Así que no nos queda más remedio que mirar a las sociedades modernas para buscar el origen de esta conducta tan reprobable. Aunque el comportamiento masculino conlleva un cierto grado de agresividad, propia de especies con un creciente grado de comportamiento predador, es evidente que la violencia contra las mujeres es un elemento cultural adoptado por las sociedades modernas de cierta complejidad. Los últimos milenios de la llamada cultura occidental (la que mejor conocemos) se han caracterizado por el creciente predominio del elemento masculino, apoyado en determinadas creencias religiosas. Tenemos un ejemplo muy próximo en la religión católica, que bebe de unas fuentes en las que describe de manera explícita la culpabilidad primigenia femenina. De este modo, la mujer llegó a tener un papel secundario y pasivo en muchas sociedades. Pero no solo en las occidentales, como bien saben los lectores.
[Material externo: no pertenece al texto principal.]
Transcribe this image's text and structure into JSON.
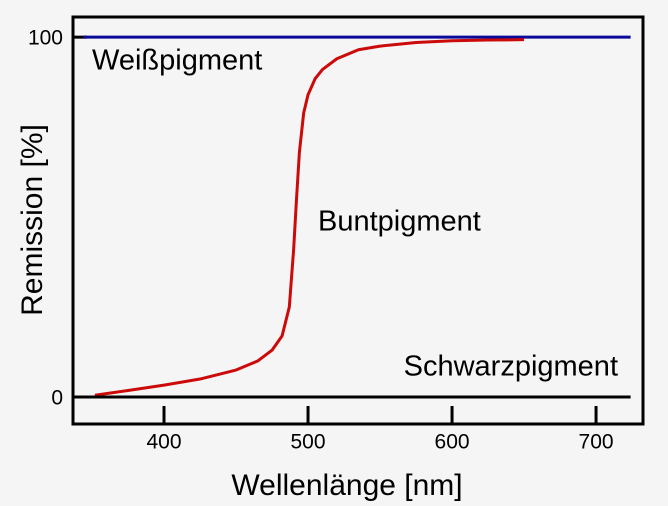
{
  "chart_data": {
    "type": "line",
    "x_label": "Wellenlänge [nm]",
    "y_label": "Remission [%]",
    "xlim": [
      336.8,
      732.6
    ],
    "ylim": [
      -7.5,
      105.6
    ],
    "xticks": [
      400,
      500,
      600,
      700
    ],
    "yticks": [
      0,
      100
    ],
    "grid": false,
    "series": [
      {
        "name": "Weißpigment",
        "color": "#0a0a9a",
        "x": [
          344,
          724
        ],
        "values": [
          100,
          100
        ]
      },
      {
        "name": "Buntpigment",
        "color": "#cc0a0a",
        "x": [
          352,
          375,
          400,
          425,
          450,
          465,
          475,
          482,
          487,
          490,
          492,
          494,
          497,
          500,
          505,
          510,
          520,
          535,
          550,
          575,
          600,
          625,
          650
        ],
        "values": [
          0.5,
          1.8,
          3.3,
          5,
          7.5,
          10,
          13,
          17,
          25,
          41,
          55,
          68,
          79,
          84,
          88.5,
          91,
          94,
          96.5,
          97.5,
          98.5,
          99,
          99.2,
          99.3
        ]
      },
      {
        "name": "Schwarzpigment",
        "color": "#000000",
        "x": [
          344,
          724
        ],
        "values": [
          0,
          0
        ]
      }
    ]
  }
}
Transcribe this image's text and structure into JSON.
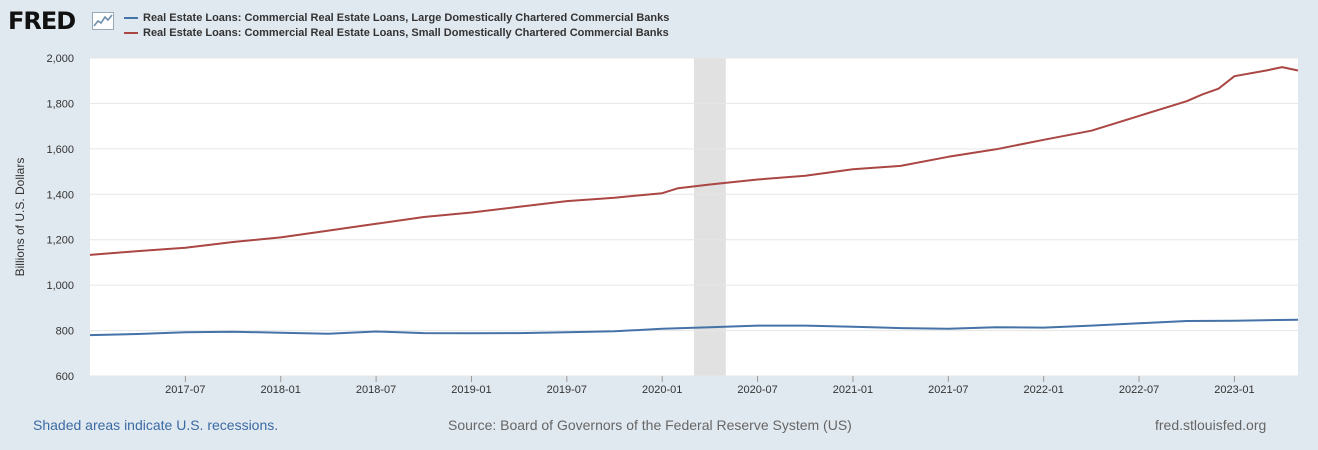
{
  "logo": {
    "text": "FRED",
    "graph_icon": "chart-line-icon"
  },
  "legend": [
    {
      "label": "Real Estate Loans: Commercial Real Estate Loans, Large Domestically Chartered Commercial Banks",
      "color": "#4572a7"
    },
    {
      "label": "Real Estate Loans: Commercial Real Estate Loans, Small Domestically Chartered Commercial Banks",
      "color": "#aa4643"
    }
  ],
  "footer": {
    "recession_note": "Shaded areas indicate U.S. recessions.",
    "source": "Source: Board of Governors of the Federal Reserve System (US)",
    "site": "fred.stlouisfed.org"
  },
  "chart_data": {
    "type": "line",
    "title": "",
    "xlabel": "",
    "ylabel": "Billions of U.S. Dollars",
    "ylim": [
      600,
      2000
    ],
    "xlim": [
      "2017-01",
      "2023-05"
    ],
    "yticks": [
      600,
      800,
      1000,
      1200,
      1400,
      1600,
      1800,
      2000
    ],
    "ytick_labels": [
      "600",
      "800",
      "1,000",
      "1,200",
      "1,400",
      "1,600",
      "1,800",
      "2,000"
    ],
    "xticks": [
      "2017-07",
      "2018-01",
      "2018-07",
      "2019-01",
      "2019-07",
      "2020-01",
      "2020-07",
      "2021-01",
      "2021-07",
      "2022-01",
      "2022-07",
      "2023-01"
    ],
    "grid": true,
    "recessions": [
      {
        "start": "2020-03",
        "end": "2020-05"
      }
    ],
    "series": [
      {
        "name": "Real Estate Loans: Commercial Real Estate Loans, Large Domestically Chartered Commercial Banks",
        "color": "#4572a7",
        "points": [
          [
            "2017-01",
            780
          ],
          [
            "2017-04",
            785
          ],
          [
            "2017-07",
            793
          ],
          [
            "2017-10",
            795
          ],
          [
            "2018-01",
            790
          ],
          [
            "2018-04",
            786
          ],
          [
            "2018-06",
            793
          ],
          [
            "2018-07",
            796
          ],
          [
            "2018-10",
            789
          ],
          [
            "2019-01",
            788
          ],
          [
            "2019-04",
            789
          ],
          [
            "2019-07",
            793
          ],
          [
            "2019-10",
            797
          ],
          [
            "2020-01",
            808
          ],
          [
            "2020-04",
            815
          ],
          [
            "2020-07",
            822
          ],
          [
            "2020-10",
            822
          ],
          [
            "2021-01",
            817
          ],
          [
            "2021-04",
            811
          ],
          [
            "2021-07",
            808
          ],
          [
            "2021-10",
            815
          ],
          [
            "2022-01",
            813
          ],
          [
            "2022-04",
            822
          ],
          [
            "2022-07",
            832
          ],
          [
            "2022-10",
            842
          ],
          [
            "2023-01",
            843
          ],
          [
            "2023-05",
            848
          ]
        ]
      },
      {
        "name": "Real Estate Loans: Commercial Real Estate Loans, Small Domestically Chartered Commercial Banks",
        "color": "#aa4643",
        "points": [
          [
            "2017-01",
            1133
          ],
          [
            "2017-04",
            1150
          ],
          [
            "2017-07",
            1165
          ],
          [
            "2017-10",
            1190
          ],
          [
            "2018-01",
            1210
          ],
          [
            "2018-04",
            1240
          ],
          [
            "2018-07",
            1270
          ],
          [
            "2018-10",
            1300
          ],
          [
            "2019-01",
            1320
          ],
          [
            "2019-04",
            1345
          ],
          [
            "2019-07",
            1370
          ],
          [
            "2019-10",
            1385
          ],
          [
            "2020-01",
            1405
          ],
          [
            "2020-02",
            1427
          ],
          [
            "2020-04",
            1443
          ],
          [
            "2020-07",
            1465
          ],
          [
            "2020-10",
            1482
          ],
          [
            "2021-01",
            1510
          ],
          [
            "2021-04",
            1525
          ],
          [
            "2021-07",
            1565
          ],
          [
            "2021-10",
            1598
          ],
          [
            "2022-01",
            1640
          ],
          [
            "2022-04",
            1680
          ],
          [
            "2022-07",
            1745
          ],
          [
            "2022-10",
            1810
          ],
          [
            "2022-11",
            1840
          ],
          [
            "2022-12",
            1865
          ],
          [
            "2023-01",
            1920
          ],
          [
            "2023-03",
            1945
          ],
          [
            "2023-04",
            1960
          ],
          [
            "2023-05",
            1945
          ]
        ]
      }
    ]
  }
}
Muchas culturas otorgan un papel secundario a la mujer, relegada a su rol como madre, cuidadora del hogar y de la prole. Esta forma de pensar no implica necesariamente violencia, pero si una forma de reducir el potencial del talento global de una sociedad. Quizá deberíamos echar una mirada hacia atrás y rebobinar la película. Tal vez aprenderíamos algo y haríamos las cosas de otro modo.